Duffield, her supporters and even Labour politicians who disagree with her stance on what a woman is have been calling for a respectful debate about women’s rights and the rights of trans identified males, like senior Labour MP Pat McFadden. He said he was “appalled” when he found out that Duffield felt “unable to attend the party’s annual conference after she was made to feel unwelcome because of her views.” Sadiq Khan, mayor of London, said he thought “somebody who professed the same stance as Duffield would be welcome at the Labour conference.”
Women’s rights activist and Labour Party member, Nimco Ali, also condemned the abuse against female politicians within the Party: “Rosie Duffield should be able to disagree with Labour party policy without fearing for her safety,” she wrote for the Standard UK.

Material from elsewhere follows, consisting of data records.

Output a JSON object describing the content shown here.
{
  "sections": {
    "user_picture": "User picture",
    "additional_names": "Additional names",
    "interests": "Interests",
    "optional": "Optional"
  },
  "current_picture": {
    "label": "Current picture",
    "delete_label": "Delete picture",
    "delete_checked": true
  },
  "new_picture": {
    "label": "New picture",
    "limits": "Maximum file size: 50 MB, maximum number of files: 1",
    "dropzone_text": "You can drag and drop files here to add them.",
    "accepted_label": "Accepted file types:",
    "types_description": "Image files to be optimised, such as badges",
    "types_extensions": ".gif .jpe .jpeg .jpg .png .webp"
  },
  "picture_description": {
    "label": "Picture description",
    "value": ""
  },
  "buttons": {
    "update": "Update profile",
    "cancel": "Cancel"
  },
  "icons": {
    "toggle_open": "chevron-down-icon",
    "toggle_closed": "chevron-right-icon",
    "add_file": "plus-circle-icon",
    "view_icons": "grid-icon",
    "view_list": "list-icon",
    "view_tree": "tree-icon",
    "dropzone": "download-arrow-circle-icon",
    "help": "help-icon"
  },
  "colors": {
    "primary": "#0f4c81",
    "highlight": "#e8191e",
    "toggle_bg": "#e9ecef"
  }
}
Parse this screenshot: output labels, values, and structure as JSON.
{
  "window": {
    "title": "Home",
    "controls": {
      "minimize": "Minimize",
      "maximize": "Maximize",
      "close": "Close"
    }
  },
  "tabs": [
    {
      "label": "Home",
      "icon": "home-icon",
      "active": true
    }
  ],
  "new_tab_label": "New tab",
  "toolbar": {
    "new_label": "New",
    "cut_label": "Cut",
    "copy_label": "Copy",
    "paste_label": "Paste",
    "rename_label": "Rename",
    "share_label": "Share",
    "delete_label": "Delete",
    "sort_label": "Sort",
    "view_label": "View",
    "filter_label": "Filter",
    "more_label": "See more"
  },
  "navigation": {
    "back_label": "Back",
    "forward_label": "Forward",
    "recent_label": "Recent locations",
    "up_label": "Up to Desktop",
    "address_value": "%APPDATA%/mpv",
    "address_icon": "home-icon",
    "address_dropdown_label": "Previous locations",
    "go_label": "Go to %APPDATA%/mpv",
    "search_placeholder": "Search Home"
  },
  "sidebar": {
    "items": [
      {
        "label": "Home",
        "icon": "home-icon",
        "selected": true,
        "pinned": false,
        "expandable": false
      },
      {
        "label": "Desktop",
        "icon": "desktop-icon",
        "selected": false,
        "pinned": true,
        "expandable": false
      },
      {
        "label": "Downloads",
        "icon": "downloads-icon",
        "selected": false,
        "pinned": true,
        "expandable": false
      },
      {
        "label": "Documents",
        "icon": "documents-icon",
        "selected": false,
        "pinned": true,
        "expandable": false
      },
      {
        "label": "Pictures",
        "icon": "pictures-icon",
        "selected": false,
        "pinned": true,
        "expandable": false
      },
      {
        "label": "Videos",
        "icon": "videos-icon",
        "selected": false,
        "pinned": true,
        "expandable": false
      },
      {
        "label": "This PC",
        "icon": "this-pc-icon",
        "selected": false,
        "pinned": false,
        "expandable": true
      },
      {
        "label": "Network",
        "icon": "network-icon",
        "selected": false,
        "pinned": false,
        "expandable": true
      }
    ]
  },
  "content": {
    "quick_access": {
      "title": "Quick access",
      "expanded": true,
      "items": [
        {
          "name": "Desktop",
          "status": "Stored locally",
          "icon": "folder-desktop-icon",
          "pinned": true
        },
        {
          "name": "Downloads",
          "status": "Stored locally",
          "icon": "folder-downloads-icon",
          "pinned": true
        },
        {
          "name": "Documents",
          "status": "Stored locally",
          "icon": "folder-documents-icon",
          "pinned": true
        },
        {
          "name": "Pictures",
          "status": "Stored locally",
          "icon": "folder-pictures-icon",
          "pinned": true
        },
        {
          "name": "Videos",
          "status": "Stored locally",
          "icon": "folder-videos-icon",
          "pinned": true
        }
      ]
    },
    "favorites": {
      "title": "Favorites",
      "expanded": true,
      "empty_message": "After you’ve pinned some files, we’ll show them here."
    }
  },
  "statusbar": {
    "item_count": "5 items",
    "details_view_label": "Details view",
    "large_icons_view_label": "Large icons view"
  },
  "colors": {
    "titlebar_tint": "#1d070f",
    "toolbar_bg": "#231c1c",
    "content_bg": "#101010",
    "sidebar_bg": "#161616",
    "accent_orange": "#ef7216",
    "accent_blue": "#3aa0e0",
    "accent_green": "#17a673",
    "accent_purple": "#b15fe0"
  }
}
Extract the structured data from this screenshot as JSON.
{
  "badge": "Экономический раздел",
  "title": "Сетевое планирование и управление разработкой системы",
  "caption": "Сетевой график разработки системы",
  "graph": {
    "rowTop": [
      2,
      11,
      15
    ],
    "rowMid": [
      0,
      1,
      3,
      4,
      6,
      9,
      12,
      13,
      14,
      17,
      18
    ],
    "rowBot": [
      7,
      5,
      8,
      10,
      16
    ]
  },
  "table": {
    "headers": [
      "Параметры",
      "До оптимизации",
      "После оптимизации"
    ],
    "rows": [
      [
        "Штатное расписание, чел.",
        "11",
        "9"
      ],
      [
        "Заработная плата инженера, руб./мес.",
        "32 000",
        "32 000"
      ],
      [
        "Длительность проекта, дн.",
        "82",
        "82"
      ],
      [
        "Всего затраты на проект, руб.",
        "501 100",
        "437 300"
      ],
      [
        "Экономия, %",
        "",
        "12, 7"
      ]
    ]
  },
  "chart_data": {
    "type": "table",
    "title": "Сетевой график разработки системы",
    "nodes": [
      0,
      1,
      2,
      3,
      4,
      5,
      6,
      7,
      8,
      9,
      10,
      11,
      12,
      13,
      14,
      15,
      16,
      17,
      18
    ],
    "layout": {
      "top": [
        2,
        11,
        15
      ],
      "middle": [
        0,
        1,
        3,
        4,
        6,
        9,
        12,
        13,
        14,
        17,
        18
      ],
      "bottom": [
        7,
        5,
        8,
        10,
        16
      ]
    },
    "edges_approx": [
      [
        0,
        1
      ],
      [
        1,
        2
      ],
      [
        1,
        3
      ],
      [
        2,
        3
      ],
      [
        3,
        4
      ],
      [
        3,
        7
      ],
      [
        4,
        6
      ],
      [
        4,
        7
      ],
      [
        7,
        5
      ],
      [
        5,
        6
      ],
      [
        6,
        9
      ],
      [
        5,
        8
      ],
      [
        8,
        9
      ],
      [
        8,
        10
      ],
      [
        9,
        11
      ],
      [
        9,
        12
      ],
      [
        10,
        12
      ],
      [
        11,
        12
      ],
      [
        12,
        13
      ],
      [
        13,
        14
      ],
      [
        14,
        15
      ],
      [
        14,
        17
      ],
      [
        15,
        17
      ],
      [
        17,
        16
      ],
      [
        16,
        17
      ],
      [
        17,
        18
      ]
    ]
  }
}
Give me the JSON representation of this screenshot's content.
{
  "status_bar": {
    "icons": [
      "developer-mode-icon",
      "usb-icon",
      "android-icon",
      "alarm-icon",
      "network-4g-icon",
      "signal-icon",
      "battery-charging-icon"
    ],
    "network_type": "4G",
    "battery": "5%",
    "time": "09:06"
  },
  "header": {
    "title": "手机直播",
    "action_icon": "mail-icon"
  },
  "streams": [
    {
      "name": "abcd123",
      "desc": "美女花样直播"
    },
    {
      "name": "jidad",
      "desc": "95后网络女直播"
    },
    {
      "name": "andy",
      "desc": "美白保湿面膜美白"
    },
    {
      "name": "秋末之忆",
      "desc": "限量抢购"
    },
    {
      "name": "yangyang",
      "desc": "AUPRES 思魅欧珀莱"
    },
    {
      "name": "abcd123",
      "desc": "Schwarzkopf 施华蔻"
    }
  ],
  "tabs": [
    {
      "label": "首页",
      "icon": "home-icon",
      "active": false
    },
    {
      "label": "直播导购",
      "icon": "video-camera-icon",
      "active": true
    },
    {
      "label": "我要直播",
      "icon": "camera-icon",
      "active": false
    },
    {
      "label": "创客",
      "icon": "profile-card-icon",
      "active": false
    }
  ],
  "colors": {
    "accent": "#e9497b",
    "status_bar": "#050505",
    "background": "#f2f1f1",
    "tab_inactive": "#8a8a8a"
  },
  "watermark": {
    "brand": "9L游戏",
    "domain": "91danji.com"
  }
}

Ali has also experienced intense and frightening online abuse when she started campaigning against FGM. “I know what it is like to fall foul of the progressive Left and the abuse you get when you do," she explained. “I started a campaign against FGM which was deemed culturally insensitive to the Somali community, of which I am a member. This was enough for me to be blocked by my local Labour MP on Twitter and feel so unsafe and unwelcome that I left Bristol for London.”
“But I was not prepared for the abuse I experienced at hustings and online, abuse that led to death threats and being obliged to employ security,” she continued.
“This state of affairs is beyond scary and weakens our democracy. Women should be able to disagree with policies or views of the party they belong to and when they do they should not have to fear for their lives,” Ali wrote.